People were supported by sufficient numbers of staff. The managing director told us they adjusted the staffing levels to meet the needs of people living at Orchard Court, for example a dependency check was completed at the home on a daily basis. They said “Staff sign in to the home through a key system, this will alert me if there are insufficient staff to support. I will authorise agency if I feel the skill mix of staff is wrong or if staff would be unable to support people safely.” People felt they were supported by staff who they knew and who knew them.
Recruitment procedures were in place and staff underwent pre-employment checks before starting work with the service. New members of staff received an induction which included shadowing experienced staff before working independently. One member of staff said, “My induction was good I felt very supported by all my colleagues”, “I have done e learning and mandatory training, I understand about safeguarding I would know what to do if I needed to”.
Staff received training to ensure they had the knowledge and skills to provide effective care in line with current best practices. This included mandatory training, such as: safeguarding, the Mental Capacity Act 2005 and Deprivation of Liberty Safeguards, first aid, infection control, fire safety, moving and handling, and understanding dementia. Person specific training was also provided to meet people's individual needs, including dementia, person centred care, and communication.
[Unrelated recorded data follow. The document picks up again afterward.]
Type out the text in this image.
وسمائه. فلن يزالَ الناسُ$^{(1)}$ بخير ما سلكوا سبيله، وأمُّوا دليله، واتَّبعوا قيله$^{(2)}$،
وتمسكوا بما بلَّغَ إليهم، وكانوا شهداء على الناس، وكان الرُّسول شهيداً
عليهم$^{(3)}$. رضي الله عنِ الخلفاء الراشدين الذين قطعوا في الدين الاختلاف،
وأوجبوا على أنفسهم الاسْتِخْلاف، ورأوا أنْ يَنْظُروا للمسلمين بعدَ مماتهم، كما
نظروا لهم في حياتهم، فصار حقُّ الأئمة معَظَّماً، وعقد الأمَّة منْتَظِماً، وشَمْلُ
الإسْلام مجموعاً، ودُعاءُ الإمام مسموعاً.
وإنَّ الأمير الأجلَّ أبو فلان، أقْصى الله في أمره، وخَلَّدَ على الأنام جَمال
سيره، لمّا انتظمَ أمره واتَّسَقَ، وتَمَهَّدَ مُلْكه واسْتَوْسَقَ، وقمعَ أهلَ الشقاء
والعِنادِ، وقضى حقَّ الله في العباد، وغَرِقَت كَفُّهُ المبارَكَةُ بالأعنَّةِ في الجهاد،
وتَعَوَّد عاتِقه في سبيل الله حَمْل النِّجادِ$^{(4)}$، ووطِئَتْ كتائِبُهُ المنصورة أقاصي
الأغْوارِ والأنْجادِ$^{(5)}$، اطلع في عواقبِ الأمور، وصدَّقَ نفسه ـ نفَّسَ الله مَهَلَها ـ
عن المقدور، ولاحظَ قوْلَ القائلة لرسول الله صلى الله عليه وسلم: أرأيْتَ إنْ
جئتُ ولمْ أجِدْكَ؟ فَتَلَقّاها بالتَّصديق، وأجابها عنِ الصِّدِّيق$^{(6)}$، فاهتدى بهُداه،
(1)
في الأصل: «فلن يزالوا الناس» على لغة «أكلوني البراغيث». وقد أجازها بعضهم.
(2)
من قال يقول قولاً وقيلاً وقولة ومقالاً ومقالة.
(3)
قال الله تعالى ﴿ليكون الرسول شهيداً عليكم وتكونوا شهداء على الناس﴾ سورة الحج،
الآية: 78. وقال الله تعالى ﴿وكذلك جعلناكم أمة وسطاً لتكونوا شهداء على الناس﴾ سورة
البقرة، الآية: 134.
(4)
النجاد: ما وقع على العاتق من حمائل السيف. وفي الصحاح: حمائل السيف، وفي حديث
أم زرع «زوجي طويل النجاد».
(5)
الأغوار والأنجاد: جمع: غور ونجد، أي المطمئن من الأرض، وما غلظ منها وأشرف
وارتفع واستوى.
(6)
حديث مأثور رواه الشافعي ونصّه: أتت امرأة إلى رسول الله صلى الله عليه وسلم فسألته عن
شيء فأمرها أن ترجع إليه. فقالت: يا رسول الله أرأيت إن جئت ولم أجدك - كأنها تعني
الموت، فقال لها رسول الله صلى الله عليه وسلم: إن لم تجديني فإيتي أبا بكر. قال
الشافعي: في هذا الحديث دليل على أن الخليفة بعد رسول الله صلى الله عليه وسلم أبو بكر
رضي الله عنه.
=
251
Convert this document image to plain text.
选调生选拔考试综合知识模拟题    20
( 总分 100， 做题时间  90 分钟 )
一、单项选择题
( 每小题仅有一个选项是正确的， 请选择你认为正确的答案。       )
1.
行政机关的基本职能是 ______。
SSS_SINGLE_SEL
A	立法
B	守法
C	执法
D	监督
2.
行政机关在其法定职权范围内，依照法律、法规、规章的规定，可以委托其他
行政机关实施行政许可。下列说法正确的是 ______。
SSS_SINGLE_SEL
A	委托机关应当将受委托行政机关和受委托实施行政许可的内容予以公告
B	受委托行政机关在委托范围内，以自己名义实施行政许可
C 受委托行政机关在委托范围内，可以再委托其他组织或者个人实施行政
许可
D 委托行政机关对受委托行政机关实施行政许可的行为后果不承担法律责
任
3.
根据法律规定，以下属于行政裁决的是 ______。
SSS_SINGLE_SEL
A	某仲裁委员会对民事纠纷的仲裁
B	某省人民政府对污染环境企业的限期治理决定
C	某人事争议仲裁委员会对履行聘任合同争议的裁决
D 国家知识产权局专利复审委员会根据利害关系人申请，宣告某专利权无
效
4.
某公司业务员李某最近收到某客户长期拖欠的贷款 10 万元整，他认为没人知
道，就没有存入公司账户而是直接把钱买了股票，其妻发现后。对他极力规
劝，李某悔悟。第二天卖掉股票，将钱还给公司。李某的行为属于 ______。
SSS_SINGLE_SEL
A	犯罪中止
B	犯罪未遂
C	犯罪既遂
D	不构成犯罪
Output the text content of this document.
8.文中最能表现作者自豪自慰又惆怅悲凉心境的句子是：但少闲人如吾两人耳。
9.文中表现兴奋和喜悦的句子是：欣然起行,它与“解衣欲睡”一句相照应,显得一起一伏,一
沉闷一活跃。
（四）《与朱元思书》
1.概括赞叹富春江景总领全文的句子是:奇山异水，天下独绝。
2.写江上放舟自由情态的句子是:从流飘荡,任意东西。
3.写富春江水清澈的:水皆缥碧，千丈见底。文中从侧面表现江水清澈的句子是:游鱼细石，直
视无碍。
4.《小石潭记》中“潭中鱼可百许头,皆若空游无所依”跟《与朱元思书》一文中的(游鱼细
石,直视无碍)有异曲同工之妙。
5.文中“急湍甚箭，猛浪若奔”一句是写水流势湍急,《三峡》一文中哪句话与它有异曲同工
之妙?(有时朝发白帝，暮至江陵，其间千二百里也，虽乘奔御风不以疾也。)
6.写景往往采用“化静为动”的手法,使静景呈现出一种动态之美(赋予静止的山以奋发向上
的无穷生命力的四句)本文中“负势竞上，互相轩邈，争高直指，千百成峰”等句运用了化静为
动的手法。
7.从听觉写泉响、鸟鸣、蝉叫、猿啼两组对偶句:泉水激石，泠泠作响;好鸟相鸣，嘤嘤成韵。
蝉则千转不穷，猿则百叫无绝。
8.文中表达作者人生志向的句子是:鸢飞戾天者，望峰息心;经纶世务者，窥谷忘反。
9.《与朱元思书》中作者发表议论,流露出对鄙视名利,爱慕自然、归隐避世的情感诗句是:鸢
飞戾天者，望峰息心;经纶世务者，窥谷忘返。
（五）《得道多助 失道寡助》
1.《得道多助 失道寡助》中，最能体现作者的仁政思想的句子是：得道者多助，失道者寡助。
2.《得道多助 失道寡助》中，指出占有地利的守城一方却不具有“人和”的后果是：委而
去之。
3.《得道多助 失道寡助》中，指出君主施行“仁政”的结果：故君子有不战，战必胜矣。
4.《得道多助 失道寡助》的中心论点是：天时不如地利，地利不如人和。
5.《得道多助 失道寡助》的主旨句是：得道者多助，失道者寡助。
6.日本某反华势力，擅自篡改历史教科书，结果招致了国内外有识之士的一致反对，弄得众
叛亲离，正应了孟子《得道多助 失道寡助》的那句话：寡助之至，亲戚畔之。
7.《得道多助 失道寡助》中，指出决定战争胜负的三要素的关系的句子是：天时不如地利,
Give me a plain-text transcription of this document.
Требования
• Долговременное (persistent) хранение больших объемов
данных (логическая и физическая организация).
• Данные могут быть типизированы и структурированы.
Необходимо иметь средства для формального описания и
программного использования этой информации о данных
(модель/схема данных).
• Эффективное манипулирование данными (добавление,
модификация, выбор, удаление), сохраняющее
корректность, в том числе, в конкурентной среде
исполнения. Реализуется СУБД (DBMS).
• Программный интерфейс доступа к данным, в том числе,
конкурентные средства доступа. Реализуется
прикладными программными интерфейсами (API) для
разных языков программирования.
Throughout our inspection staff showed kindness and consideration to people. When staff went into any room where people were they acknowledged people. Staff had a good rapport with people and were seen to be friendly.
Medicines were administered safely by staff who had received medication training. Safe procedures were followed when recording medicines and medicines administration records (MAR) were accurate and held dated photos of the person. Medication audits were completed and appropriate actions taken to monitor safe administration and storage.
People were able to take part in activities with minimum risks to themselves and others. The coordinator told us that they had plans for the service development including the recruitment of volunteers, further community involvement and the possibility of obtaining a mini bus for day trips.
Systems were in place for responding to people's concerns and complaints. People and relatives told us they knew how to complain and felt assured that staff would respond and take action to support them.
We found breaches of the Health and Social Care Act 2008 (Regulated Activities) Regulations 2014. You can see what action we told the provider to take at the back of the full version of this report.